Juniperus scopulorum 'Wichita Blue'
Common Name: Rocky Mountain juniper 
Type: Needled evergreen
Family: Cupressaceae
Zone: 3 to 7
Height: 10.00 to 15.00 feet
Spread: 4.00 to 6.00 feet
Bloom Time: Non-flowering
Bloom Description: Non-flowering
Sun: Full sun
Water: Medium
Maintenance: Low
Leaf: Evergreen
Other: Winter Interest
Tolerate: Deer, Drought, Erosion, Dry Soil, Shallow-Rocky Soil, Air Pollution


Grow in average, medium moisture, well-drained soils in full sun. Adapts to a wide range of soils. Performs well in dryish, sandy soils with good drainage. This tree of western North America is generally intolerant of the hot and humid growing conditions of the deep South. Intolerant of wet soils.

Noteworthy Characteristics

Juniperus scopulorum, commonly called Rocky Mountain juniper or Colorado red cedar, is native to the Rocky Mountains from Alberta to Texas and in other mountainous areas from British Columbia south to Arizona. In the Rockies, it is typically found in dry, rocky, foothills above 5000 feet in elevation. This is a broad pyramidal tree with shedding red-brown bark that grows to 50’ tall and 20’ wide in its native habitat. It is similar in appearance to eastern red cedar (J. virginiana) and may hybridize with it if grown in the same area. Light blue-green to dark green scale like foliage lies flat against the branches.

Genus name comes from the Latin name for the juniper.

Specific epithet comes from the Latin word meaning “of cliffs or rocks” in reference to the mountainous habit of the species.

‘Wichita Blue’ is a compact, conical, male form that grows slowly (6-12” per year) to 10-15’ tall, but may eventually reach 15-30’ tall. As the cultivar name suggests, it is noted for its blue or blue-gray foliage that retains good color all year.


No serious insect or disease problems.
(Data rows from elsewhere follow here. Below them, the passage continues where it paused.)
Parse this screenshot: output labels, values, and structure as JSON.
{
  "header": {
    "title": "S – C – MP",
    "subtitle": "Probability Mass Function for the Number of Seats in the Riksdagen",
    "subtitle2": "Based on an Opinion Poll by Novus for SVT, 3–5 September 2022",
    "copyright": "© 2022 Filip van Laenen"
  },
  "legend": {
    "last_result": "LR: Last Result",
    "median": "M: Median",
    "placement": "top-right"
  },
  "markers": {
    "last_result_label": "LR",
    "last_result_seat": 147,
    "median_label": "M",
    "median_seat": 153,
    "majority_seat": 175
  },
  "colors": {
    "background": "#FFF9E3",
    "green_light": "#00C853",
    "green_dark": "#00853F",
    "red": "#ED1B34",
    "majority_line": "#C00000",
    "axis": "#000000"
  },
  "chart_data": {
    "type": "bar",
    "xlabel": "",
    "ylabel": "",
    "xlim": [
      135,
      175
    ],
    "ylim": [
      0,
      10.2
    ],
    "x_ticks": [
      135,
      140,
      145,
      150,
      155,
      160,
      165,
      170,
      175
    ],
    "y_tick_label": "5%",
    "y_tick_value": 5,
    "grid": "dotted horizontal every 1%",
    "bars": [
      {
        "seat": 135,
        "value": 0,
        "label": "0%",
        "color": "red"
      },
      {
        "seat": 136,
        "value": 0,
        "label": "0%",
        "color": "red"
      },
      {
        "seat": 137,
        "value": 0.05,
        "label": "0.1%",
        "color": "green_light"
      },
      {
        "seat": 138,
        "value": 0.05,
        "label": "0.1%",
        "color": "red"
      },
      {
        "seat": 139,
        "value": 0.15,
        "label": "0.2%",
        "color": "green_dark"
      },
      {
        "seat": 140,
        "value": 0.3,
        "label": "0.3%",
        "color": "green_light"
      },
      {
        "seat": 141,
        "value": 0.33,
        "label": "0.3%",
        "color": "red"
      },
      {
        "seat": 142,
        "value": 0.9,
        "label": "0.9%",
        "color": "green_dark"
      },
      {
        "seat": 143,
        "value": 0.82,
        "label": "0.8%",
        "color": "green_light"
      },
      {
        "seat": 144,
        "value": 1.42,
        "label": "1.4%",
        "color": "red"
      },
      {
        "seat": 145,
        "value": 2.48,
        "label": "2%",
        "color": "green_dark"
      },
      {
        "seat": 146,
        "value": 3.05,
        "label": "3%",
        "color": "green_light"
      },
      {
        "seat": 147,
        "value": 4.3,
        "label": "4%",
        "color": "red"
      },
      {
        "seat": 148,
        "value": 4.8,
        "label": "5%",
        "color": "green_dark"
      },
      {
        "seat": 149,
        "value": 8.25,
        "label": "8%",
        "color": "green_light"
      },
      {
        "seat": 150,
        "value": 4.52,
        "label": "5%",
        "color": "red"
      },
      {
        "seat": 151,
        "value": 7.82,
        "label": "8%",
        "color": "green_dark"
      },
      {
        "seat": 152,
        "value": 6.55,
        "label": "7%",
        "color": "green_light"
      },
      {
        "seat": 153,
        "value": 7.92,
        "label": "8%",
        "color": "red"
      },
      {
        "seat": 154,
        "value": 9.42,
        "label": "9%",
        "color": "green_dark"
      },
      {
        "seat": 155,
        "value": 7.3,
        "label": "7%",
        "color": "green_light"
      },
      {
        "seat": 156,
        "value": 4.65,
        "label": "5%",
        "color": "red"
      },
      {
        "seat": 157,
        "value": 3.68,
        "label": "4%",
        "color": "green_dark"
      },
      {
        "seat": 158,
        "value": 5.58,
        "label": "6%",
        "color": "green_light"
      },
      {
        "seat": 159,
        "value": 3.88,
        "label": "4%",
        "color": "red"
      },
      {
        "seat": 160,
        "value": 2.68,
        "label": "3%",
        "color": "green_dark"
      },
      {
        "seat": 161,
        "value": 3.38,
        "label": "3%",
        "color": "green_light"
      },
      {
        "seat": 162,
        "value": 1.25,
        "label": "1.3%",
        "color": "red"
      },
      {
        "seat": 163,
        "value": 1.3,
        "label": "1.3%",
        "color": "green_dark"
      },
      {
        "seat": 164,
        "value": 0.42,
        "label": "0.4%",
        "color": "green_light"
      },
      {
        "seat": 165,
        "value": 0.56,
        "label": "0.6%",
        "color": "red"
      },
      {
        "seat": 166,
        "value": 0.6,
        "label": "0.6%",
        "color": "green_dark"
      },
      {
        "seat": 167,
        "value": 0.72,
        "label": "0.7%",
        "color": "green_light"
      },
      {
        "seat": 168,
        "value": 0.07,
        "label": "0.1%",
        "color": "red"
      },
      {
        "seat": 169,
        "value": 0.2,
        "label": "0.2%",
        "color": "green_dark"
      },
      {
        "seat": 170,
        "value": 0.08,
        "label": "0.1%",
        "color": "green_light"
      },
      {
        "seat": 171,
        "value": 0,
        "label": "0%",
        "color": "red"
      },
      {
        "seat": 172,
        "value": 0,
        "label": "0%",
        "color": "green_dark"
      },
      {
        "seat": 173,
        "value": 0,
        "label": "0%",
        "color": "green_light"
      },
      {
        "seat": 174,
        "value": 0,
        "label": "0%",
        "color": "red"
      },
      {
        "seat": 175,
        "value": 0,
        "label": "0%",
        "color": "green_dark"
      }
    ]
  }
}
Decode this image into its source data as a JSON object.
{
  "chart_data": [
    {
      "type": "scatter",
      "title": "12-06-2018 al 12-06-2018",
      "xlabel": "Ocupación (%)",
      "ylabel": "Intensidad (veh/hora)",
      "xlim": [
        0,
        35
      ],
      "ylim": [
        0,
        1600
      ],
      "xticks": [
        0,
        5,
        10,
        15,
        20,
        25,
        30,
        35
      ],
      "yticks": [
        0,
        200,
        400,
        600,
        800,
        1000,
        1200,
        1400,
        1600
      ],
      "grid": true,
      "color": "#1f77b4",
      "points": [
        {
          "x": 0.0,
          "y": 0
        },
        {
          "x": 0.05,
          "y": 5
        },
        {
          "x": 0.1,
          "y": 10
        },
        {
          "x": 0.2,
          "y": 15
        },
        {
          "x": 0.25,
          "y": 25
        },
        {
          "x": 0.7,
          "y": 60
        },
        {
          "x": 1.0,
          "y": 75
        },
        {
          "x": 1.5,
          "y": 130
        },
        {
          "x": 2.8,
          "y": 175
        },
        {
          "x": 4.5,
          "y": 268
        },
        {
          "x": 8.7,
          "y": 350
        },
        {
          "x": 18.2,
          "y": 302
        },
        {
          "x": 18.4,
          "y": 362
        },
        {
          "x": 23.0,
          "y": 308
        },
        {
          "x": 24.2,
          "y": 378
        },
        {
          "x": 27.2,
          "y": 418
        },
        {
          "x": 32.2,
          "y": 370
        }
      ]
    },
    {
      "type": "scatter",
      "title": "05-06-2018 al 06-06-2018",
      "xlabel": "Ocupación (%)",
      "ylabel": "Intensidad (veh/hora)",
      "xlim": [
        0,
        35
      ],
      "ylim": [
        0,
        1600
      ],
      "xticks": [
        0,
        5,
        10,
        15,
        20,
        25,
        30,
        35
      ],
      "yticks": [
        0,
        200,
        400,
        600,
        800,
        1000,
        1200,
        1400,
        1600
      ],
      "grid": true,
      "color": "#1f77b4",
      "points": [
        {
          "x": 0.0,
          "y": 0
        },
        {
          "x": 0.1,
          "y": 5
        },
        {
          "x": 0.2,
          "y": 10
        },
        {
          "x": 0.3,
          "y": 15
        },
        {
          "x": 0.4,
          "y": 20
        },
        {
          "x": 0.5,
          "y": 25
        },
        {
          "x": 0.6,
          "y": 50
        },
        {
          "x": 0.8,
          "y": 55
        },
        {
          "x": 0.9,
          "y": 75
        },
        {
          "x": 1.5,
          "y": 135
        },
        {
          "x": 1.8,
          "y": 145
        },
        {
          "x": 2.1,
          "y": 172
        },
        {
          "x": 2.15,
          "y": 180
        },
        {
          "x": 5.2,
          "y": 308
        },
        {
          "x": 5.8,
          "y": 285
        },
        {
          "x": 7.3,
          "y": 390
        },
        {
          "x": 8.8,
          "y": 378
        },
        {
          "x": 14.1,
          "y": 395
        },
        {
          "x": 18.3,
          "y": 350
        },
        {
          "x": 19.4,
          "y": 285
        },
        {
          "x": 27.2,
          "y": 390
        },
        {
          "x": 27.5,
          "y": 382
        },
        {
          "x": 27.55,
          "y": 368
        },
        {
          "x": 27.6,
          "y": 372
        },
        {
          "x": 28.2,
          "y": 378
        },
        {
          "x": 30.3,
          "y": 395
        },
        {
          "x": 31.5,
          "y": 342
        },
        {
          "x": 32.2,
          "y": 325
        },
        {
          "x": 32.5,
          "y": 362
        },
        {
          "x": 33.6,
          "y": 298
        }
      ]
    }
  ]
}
Junipers are generally susceptible to blights (dieback of stem tips), particularly in unusually rainy/wet springs. Phomopsis twig blight is of particular concern. Cedar-apple and related rust diseases spend part of their life cycle on junipers. Root rot may occur, particularly in wet, poorly drained soils. Occasional insect pests include aphids, bagworms, twig borers, webworms and scale. Watch for spider mites.


Small landscape tree. Screen. Backgrounds.